白を切る余裕もなく、ただ茫然と立ち尽くすことしか出来なかった。
「おや院長。どうしましたか?」
「……!」
背後を取る一色纏の声が耳元に低く響くと同時に、片方の手首を捕らえられ、無理やり顔の傍へと持ち上げられた。
「こんなに震えて。寒いのですか?」
身動きを封じた俺の手首に、一色纏が自身の口元を充てがう。
それから心配するような声で、白々しく俺に具合を問いかけた。
「ここも。血色が悪いようには見えないのですが…」
「……っ」
肩に置かれていた彼の手が、滑るようにゆっくりと動いていく。
首から顎元へと到達したその指先が、輪郭をなぞるように唇に触れた。
混乱し、緊張と恐怖に全身が凍り付いて抵抗も出来ないまま、俺は彼の不躾に良いようにされっ放しになった。
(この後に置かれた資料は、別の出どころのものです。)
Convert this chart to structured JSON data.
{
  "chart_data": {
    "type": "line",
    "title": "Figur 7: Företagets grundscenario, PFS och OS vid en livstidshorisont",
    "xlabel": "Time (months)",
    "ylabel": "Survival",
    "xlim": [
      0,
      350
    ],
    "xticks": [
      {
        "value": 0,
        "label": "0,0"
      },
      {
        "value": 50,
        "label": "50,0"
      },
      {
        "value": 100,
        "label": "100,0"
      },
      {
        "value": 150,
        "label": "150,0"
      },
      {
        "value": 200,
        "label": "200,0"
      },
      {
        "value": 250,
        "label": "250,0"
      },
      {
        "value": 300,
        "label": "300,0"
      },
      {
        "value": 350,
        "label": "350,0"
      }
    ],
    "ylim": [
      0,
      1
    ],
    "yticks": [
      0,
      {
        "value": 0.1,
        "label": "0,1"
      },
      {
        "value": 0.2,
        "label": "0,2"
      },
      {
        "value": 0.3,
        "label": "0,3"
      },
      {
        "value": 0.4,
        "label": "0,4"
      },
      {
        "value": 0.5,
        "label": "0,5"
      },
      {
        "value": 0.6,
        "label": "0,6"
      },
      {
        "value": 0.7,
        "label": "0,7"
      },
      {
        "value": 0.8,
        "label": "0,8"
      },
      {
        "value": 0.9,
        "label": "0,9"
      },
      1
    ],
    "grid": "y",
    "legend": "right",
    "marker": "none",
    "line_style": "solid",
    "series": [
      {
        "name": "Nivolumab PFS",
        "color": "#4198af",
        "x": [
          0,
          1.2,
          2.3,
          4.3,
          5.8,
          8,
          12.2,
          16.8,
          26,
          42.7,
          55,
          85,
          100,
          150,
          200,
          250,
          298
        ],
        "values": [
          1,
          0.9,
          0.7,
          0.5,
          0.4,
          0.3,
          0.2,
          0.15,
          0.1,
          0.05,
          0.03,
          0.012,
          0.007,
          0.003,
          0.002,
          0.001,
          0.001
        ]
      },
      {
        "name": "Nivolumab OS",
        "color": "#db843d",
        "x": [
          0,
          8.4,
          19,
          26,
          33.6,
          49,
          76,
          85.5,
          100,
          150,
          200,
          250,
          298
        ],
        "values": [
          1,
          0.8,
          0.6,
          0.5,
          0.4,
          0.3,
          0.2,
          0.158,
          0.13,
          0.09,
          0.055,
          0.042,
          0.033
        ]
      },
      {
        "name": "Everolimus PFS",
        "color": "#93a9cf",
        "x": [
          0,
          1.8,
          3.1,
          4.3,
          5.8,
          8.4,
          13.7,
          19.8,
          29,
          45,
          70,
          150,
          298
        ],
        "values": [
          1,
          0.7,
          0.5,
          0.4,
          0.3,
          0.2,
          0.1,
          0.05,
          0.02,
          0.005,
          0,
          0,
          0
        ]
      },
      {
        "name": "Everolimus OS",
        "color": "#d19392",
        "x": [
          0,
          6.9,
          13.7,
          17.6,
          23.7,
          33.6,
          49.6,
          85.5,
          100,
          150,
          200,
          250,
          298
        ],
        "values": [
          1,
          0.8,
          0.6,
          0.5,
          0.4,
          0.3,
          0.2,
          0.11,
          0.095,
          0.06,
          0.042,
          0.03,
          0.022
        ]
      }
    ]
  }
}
「…いけませんねぇ、院長。僕の見間違いだとしらばくれればまだ逃げ切れたでしょうに。こんな反応を見せてしまったら、認めてしまったも同然ではありませんか」
くすくすと笑いながら、一色纏は俺を解放した。
「まぁ、ご安心ください」
慌てて1歩、2歩と距離を空ける俺を余所に言いながら、屈んで床に落ちたままのビニール袋へと腕を伸ばす。
「僕は愛の形に偏見はありません。弟を恋い慕うあなたを差別するつもりも、非難するつもりもございませんよ」
拾い上げた袋を腕に抱え、一色纏はにこりと笑ってみせる。
そして細く開いた目で愛想の良さを失わないまま、言葉を続けた。